CEP41 is required for tubulin glutamylation at the ciliary axoneme. (a) Absent CEP41 protein in CEP41 mutant patient cells. (b) Ciliary localization of endogenous CEP41 in human fibroblasts and loss of the protein in CEP41 mutant cilia. Scale bar 5 μm. (c) WT cells have both GT335-positive basal bodies (arrowheads) and cilia (arrows, marked by ARL13B), while mutant cells show staining of GT335 only at the basal bodies. Scale bar 5 μm. (d) Depletion of cep41 causes glutamylation defects in zebrafish olfactory placode cilia (red arrows). Images of GT335-stainined WT and cep41 morphant embryos were taken in anterior view (head is up and tail is down, D, dorsal; V, ventral), quantified below. (e) Exogenous CEP41 expression restores ciliary axoneme glutamylation in CEP41 mutant cells. Arrows: primary cilia stained for CEP41 and GT335. Insets: merged images at higher power, quantified below. Scale bar 5 μm. **P < 0.001; error bars = s.e.m. (f) Ultrastructural analysis of the pronephric ciliary axoneme at 72 hpf zebrafish embryos. Compared to WT, cep41 morphants have A-tubule specific defects in the outer doublet microtubules. Arrows: A-tubules and one of nine outer doublet microtubules is magnified in the red box. The numbers of cilia, categorized in normal and abnormal A-tubules according to the schematic, were counted in both WT embryos and cep41 morphants (n = 3 embryos, >20 cilia per animal), quantified below. Scale bar 100 nm. **P < 0.01; error bars = s.e.m.

Figure 4

CEP41 interacts with TTLL6 and is required for localizing TTLL6 to the cilium. (a) Morpholino knockdown of zebrafish ttll6 associates with ciliary phenotypes such as curved tail (arrows), abnormal number/orientation of ear otolith (boxes), cystic kidney (arrowheads) and peripheral cardiac edema (asterisks) at different dosages indicated and show A-tubule specific defects in the outer doublet microtubules.
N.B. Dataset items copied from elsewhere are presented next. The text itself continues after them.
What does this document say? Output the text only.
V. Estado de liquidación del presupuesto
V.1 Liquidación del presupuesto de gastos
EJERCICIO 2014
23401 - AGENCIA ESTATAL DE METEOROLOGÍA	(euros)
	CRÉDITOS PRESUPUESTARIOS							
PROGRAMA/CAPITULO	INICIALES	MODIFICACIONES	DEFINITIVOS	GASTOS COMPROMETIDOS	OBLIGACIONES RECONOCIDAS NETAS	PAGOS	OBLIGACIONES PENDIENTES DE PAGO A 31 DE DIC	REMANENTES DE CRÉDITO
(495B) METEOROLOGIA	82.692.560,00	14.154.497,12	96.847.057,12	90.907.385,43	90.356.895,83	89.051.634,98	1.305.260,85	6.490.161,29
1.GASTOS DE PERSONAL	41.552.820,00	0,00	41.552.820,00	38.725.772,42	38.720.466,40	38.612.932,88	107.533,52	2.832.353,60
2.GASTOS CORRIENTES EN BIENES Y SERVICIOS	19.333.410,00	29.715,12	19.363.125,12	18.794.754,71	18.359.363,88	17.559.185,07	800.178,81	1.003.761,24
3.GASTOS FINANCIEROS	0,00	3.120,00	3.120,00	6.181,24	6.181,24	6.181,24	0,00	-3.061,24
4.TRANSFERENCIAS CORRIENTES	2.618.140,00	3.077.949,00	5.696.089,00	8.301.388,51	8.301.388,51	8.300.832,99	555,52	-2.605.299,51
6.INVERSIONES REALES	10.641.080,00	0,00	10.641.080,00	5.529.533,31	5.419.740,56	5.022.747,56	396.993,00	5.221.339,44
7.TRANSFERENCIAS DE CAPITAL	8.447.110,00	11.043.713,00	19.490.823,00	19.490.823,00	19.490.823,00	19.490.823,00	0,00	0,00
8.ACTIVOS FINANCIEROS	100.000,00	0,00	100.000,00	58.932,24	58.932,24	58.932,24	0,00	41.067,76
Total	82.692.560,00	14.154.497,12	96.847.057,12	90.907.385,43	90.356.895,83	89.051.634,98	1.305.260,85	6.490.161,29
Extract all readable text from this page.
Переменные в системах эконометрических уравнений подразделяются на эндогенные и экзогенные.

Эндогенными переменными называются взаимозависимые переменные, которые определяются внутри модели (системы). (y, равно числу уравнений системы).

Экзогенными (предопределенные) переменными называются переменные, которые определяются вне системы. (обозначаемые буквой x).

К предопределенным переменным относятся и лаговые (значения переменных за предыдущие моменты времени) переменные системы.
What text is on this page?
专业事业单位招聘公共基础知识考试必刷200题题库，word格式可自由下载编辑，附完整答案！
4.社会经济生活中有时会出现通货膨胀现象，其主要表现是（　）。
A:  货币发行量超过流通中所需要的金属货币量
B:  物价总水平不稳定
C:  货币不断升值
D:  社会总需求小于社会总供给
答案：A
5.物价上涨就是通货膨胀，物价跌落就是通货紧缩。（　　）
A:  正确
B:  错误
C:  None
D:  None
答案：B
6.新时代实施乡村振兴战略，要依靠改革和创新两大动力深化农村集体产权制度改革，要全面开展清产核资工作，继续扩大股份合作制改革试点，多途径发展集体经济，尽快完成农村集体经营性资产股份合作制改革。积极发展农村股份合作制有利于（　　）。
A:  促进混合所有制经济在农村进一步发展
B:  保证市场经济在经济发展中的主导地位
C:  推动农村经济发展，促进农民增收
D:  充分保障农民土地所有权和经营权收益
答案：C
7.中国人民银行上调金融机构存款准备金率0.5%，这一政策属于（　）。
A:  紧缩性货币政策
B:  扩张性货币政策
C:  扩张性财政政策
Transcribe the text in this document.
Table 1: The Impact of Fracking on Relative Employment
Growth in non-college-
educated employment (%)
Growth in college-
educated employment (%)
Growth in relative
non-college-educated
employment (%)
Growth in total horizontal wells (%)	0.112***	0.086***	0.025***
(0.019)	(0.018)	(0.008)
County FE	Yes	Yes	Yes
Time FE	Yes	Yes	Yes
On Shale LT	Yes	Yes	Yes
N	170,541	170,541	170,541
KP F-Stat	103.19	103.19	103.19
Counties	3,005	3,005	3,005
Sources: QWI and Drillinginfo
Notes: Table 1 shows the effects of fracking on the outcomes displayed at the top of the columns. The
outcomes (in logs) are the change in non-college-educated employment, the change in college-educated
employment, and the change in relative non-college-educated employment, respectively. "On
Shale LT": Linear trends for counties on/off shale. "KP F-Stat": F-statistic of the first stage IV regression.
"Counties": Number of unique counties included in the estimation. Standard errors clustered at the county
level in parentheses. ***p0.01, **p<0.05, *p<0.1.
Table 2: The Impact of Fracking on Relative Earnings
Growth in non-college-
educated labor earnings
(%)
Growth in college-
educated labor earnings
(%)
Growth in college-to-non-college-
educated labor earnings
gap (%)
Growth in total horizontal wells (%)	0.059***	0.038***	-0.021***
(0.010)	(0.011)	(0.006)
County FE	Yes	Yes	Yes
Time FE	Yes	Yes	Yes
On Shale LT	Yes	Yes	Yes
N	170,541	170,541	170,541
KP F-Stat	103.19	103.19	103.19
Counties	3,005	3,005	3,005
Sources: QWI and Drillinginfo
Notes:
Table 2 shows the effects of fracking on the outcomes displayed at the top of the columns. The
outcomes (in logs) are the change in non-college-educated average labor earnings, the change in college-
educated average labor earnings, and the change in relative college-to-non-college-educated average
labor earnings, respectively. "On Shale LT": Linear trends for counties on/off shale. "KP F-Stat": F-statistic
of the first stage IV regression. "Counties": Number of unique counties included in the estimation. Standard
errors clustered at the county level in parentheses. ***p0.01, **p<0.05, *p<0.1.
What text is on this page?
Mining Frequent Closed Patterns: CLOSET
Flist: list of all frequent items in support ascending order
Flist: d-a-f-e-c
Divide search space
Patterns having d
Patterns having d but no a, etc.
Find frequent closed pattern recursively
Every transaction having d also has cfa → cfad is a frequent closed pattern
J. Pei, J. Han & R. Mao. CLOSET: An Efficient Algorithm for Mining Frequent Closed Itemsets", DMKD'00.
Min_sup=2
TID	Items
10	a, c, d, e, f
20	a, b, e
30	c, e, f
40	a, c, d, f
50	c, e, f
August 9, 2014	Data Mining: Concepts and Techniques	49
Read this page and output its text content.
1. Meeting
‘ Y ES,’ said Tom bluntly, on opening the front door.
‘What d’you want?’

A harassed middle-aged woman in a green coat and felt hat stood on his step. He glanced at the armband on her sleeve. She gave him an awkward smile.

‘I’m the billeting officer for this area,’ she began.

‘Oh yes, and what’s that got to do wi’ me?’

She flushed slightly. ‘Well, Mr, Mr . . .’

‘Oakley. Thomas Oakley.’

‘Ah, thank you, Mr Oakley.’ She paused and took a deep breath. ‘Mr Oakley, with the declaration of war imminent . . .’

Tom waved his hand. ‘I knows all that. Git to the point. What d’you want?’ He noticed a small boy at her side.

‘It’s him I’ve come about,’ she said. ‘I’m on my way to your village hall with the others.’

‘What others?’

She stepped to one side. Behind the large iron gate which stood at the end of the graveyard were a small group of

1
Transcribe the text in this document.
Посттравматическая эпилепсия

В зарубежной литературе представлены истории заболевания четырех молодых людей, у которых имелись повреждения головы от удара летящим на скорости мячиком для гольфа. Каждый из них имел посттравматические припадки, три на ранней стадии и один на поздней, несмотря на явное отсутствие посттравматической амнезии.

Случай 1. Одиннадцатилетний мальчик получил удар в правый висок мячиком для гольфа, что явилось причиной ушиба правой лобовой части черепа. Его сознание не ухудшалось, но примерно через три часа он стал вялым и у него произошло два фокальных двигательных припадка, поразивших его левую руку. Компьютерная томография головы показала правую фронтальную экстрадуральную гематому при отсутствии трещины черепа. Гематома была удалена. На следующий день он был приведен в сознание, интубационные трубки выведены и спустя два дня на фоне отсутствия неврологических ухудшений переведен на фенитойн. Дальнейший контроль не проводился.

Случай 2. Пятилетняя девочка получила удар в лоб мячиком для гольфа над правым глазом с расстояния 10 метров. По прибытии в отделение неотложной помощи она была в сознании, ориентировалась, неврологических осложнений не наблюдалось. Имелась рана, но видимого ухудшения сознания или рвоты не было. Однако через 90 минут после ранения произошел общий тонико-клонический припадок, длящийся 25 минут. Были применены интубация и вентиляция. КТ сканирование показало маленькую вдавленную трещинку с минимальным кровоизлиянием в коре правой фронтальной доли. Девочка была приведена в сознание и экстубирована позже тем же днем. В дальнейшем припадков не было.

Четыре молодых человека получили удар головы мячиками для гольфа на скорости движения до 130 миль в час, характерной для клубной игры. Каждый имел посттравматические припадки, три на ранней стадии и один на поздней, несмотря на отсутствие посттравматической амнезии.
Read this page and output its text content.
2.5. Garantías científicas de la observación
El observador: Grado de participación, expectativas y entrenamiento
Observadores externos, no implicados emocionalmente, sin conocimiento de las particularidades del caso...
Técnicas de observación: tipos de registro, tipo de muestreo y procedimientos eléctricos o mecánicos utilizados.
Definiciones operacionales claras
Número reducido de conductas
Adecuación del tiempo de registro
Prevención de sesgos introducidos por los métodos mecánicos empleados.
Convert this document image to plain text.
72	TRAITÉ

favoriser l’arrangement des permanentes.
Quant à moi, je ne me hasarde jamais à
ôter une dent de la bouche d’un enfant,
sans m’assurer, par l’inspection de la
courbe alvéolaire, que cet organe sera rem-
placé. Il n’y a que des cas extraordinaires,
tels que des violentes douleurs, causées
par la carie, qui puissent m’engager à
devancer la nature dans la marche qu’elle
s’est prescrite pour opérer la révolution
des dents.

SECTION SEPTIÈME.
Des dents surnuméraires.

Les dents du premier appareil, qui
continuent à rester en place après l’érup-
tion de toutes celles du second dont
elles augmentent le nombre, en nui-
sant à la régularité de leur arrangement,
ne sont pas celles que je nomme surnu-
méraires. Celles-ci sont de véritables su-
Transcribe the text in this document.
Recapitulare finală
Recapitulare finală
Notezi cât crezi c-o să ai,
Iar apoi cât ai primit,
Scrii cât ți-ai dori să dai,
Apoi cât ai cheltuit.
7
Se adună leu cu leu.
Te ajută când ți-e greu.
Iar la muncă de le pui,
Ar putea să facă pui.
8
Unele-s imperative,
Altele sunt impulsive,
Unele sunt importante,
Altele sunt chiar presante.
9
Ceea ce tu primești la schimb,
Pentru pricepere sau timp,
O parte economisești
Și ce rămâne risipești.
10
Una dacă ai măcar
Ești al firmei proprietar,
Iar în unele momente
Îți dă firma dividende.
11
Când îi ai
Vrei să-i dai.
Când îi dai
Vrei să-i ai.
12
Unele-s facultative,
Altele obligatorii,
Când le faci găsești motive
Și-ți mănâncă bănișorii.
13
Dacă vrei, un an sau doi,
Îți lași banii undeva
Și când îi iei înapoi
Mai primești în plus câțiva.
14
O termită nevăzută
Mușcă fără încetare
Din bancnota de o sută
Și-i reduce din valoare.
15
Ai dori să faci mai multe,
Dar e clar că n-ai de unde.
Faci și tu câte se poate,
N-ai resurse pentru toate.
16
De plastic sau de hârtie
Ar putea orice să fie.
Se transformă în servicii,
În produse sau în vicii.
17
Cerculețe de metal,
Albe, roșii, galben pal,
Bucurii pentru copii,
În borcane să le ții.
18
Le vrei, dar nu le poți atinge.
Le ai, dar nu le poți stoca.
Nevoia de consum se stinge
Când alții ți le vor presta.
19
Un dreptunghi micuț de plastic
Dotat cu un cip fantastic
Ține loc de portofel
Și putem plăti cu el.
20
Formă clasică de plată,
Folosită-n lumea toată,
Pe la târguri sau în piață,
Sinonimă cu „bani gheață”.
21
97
The numbers of defective cilia were counted in both WT embryos and ttll6 morphants (n = 3 embryos, >20 cilia per animal), quantified below. (b) GFP-CEP41 was immunoprecipitated with anti-Flag antibody recognizing Flag-tagged TTLL6 from whole-cell extract (WCE), compared with GFP-empty vector. In the reciprocal co-IP experiment with anti-GFP antibody, the interaction between CEP41 and TTLL6 was confirmed. (c) Disturbed localization of TTLL6 to the cilium following Cep41 siRNA co-transfection with GFP-TTLL6 into IMCD3 cells and immunostained with either GT335 or ARL13B antibody. Arrows: cilia; Arrowheads: basal bodies. Cells expressing ciliary localized TTLL6 were counted only in siRNA-transfected cells quantified in graph. Scale bar 5 μm. *P< 0.01, **P < 0.001. Error bars = s.e.m.